A need to “do something” was among the key reasons given by volunteer foreign fighters talking to Radio Free Europe/Radio Liberty about why they joined Ukraine’s International Legion.
Footage published by the outlet on July 11 shows three volunteers — two from the United States and one from the United Kingdom — discussing what made them travel to the beleaguered east European country to fight against Russian invading forces.
“I was watching the war with my family when it first started and thinking, ‘Someone needs to do something,’” Aaron, an American volunteer, says. “And then when the children’s hospital at Mariupol got shelled, I realized ‘someone’ is me.”
Ryan, another American volunteer, says for him, joining Ukraine’s armed forces was about staying connected to the country.
“I understood that at this moment, with what was going to happen in this country with the war, that my friends and other Ukrainians and I would be on different paths, that if I wanted to stay a part of that world, if I wanted to stay with them, I would have to fight with them as well,” he tells RFE/RL.
Just days after Russia’s February 24 invasion, Ukrainian President Volodymyr Zelensky announced the formation of the foreign legion, prompting governments around the world to warn their citizens against partaking in the conflict. Credit: Radio Free Europe/Radio Liberty via Storyful
- I was watching the war with my family when it first started and thinking, well, someone needs to do something. And then, when the Children's Hospital at Mariupol got shelled, I realized someone is me. Well, my wife was already a soldier, so she-- and she's very religious, so she understood the idea of moral duty.
My daughter took it hard. She didn't want to say, goodbye, to. Me when it happened. But I would like to believe she's proud of what I'm doing, and I'm looking forward to winning this so I can go back and hug her.

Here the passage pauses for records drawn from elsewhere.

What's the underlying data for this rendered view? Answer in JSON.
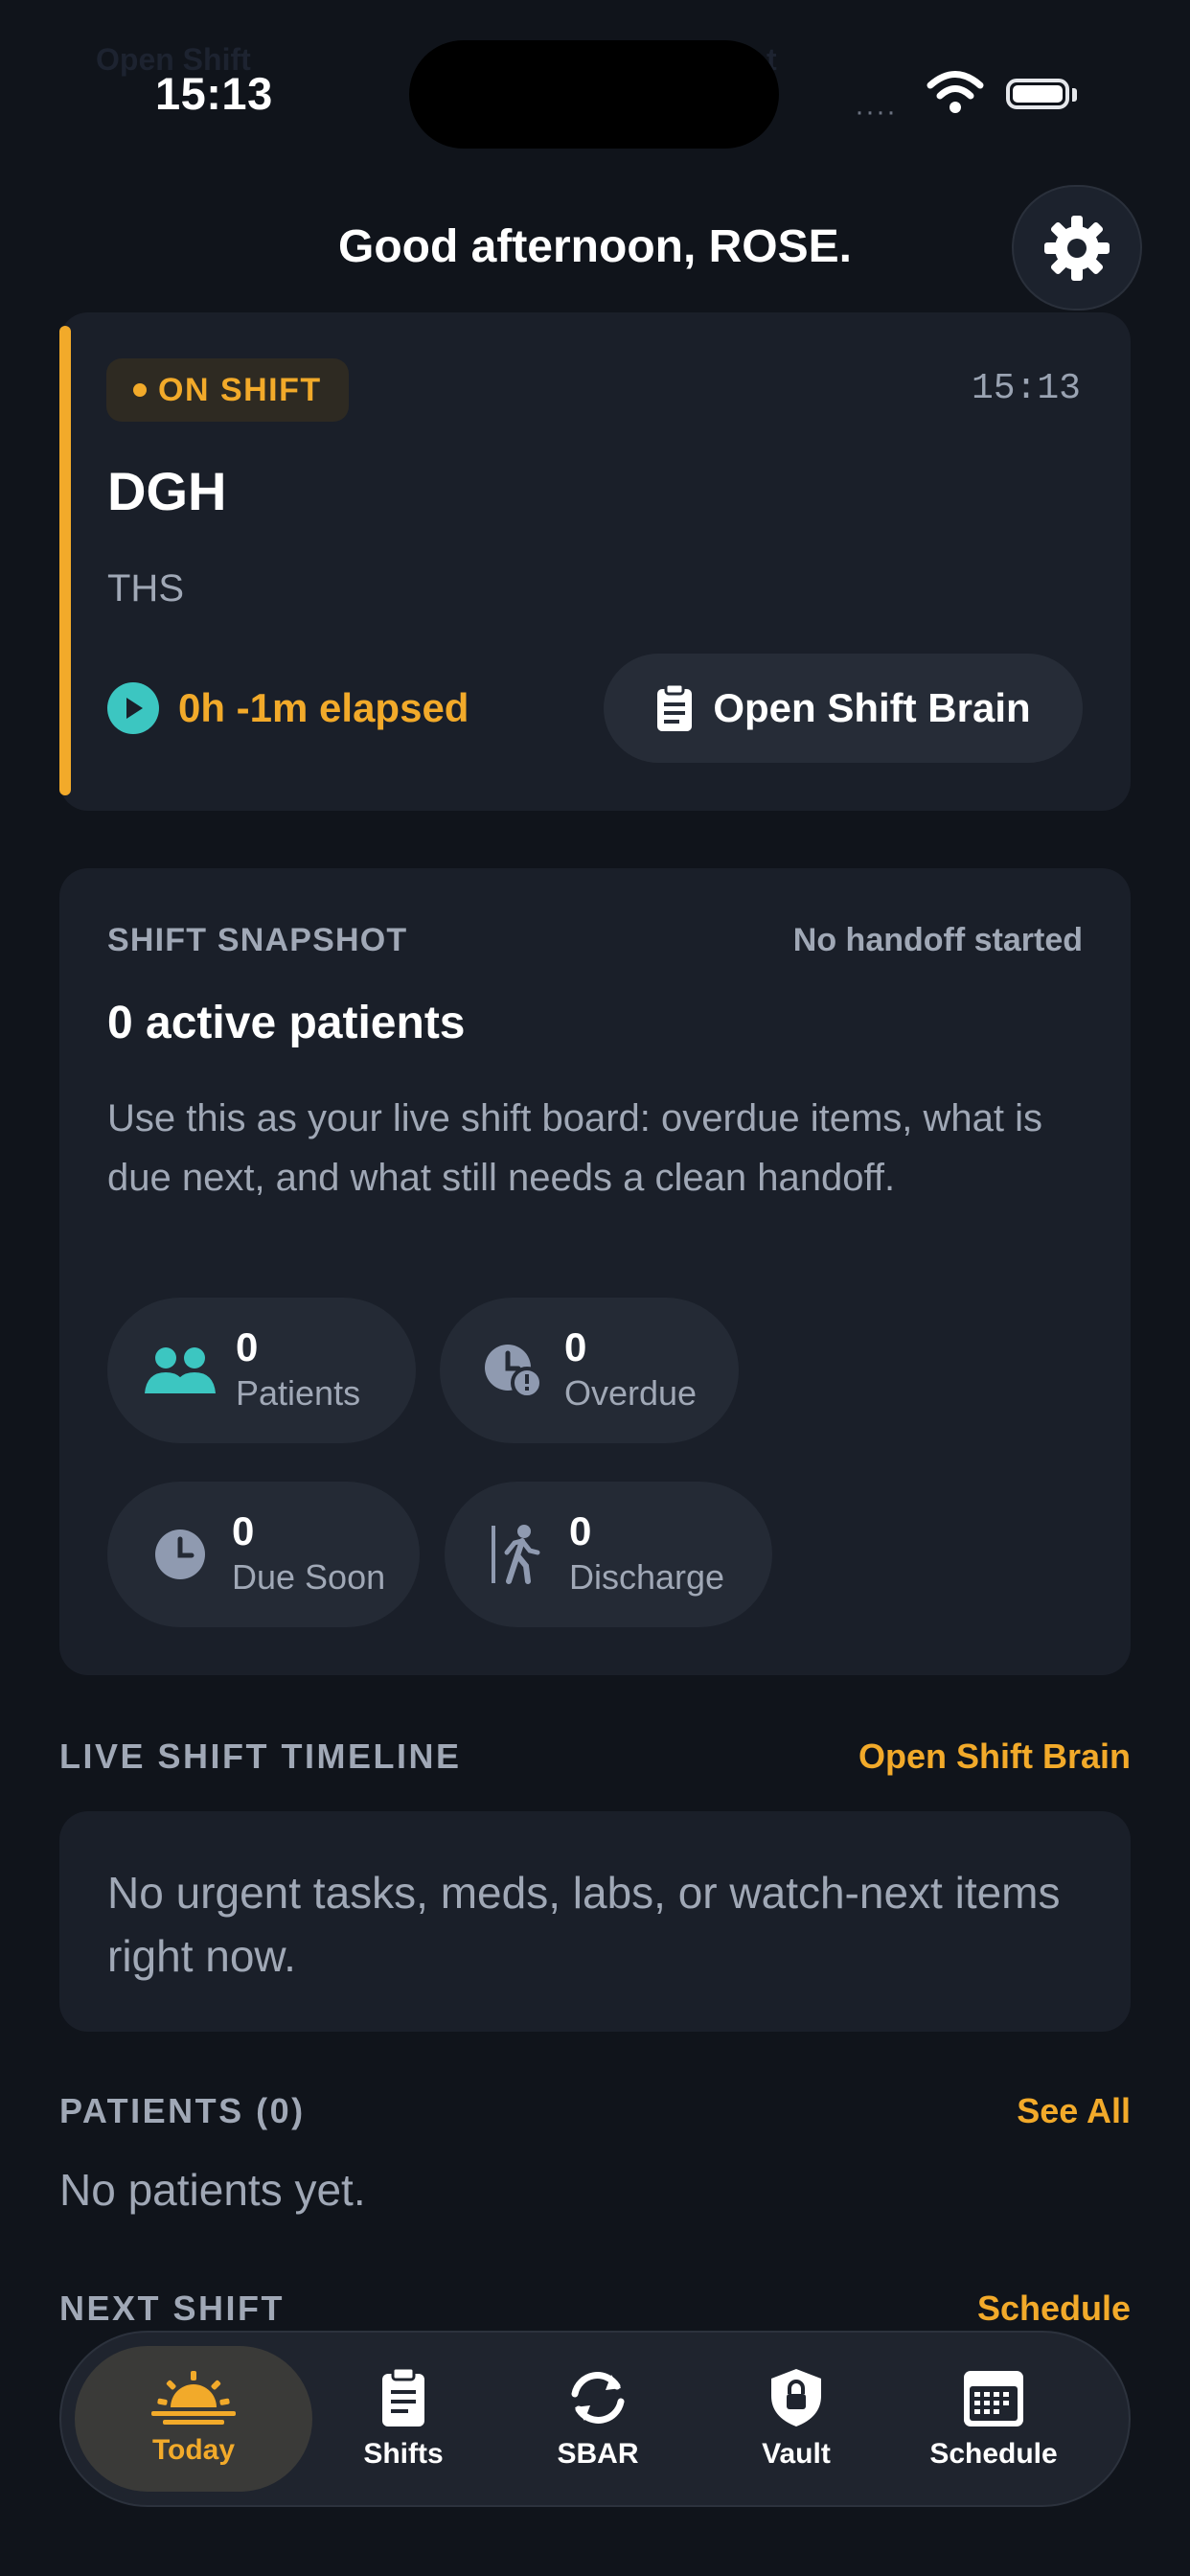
{
  "status_bar": {
    "time": "15:13",
    "signal": "····"
  },
  "greeting": "Good afternoon, ROSE.",
  "shift_card": {
    "badge": "ON SHIFT",
    "time": "15:13",
    "site": "DGH",
    "unit": "THS",
    "elapsed": "0h -1m elapsed",
    "open_brain_label": "Open Shift Brain"
  },
  "snapshot": {
    "label": "SHIFT SNAPSHOT",
    "handoff_status": "No handoff started",
    "active_patients": "0 active patients",
    "description": "Use this as your live shift board: overdue items, what is due next, and what still needs a clean handoff.",
    "stats": [
      {
        "value": "0",
        "label": "Patients",
        "icon": "people-icon"
      },
      {
        "value": "0",
        "label": "Overdue",
        "icon": "clock-alert-icon"
      },
      {
        "value": "0",
        "label": "Due Soon",
        "icon": "clock-icon"
      },
      {
        "value": "0",
        "label": "Discharge",
        "icon": "walking-person-icon"
      }
    ]
  },
  "timeline": {
    "title": "LIVE SHIFT TIMELINE",
    "link": "Open Shift Brain",
    "empty_text": "No urgent tasks, meds, labs, or watch-next items right now."
  },
  "patients": {
    "title": "PATIENTS (0)",
    "link": "See All",
    "empty_text": "No patients yet."
  },
  "next_shift": {
    "title": "NEXT SHIFT",
    "link": "Schedule"
  },
  "tabs": [
    {
      "label": "Today",
      "icon": "sunrise-icon"
    },
    {
      "label": "Shifts",
      "icon": "clipboard-icon"
    },
    {
      "label": "SBAR",
      "icon": "sync-icon"
    },
    {
      "label": "Vault",
      "icon": "shield-lock-icon"
    },
    {
      "label": "Schedule",
      "icon": "calendar-icon"
    }
  ],
  "colors": {
    "accent": "#f2aa2a",
    "teal": "#3cc6c1",
    "background": "#10141b",
    "card": "#1a1f29"
  }
}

- From the first day, I watched the build-up. My girlfriend was away at the time. So for the four days after I was waiting for her to get home, I just-- I didn't sleep, and I was angry. I just felt a pull towards having to come here. Like, I think it's the right thing to do. I think more people-- more of the world should be here.
Quite often. I would say at least once a week. Sometimes we go quiet for a couple of weeks. But they know that I'm good. I've told them that, if I was to die, then they'd find out very quickly. So a couple of weeks here and there is fine.
- I understood that, at this moment, with what was going to happen in this country with the war, that my friends and other Ukrainians and I would be on different paths, and that, if I wanted to stay a part of that world, if I wanted to stay with them, I would have to fight with them as well.
- I've come pretty close to death a number of times. So we can't not think about death. It's impossible not to. I've had mortars that would have hit me but they hit trees instead.
We've talked about what would happen if we're tortured, but it doesn't change your sense of moral duty. Whatever happens to us-- that doesn't change anything. We still need to be here because it's the right thing to do.
Crane really needs is artillery, rocket-- long-range artillery, HIMARS systems. My friends were being shot with tanks and artillery. And the reason we survived that ambush is because we were able to call in a strike from a donated M777, which is an American artillery piece. Literally, that saved my life and the life of my friends. So please, if you-- just-- everywhere-- all of them-- send them here. We need them.
- Every Ukrainian I've met is incredibly skilled, dedicated, and also seemingly a little bit crazy in a brave way. The troops on the ground are bloody brilliant, and they're great. Keep supplying me-- supplying them with what they need and they will get the job done.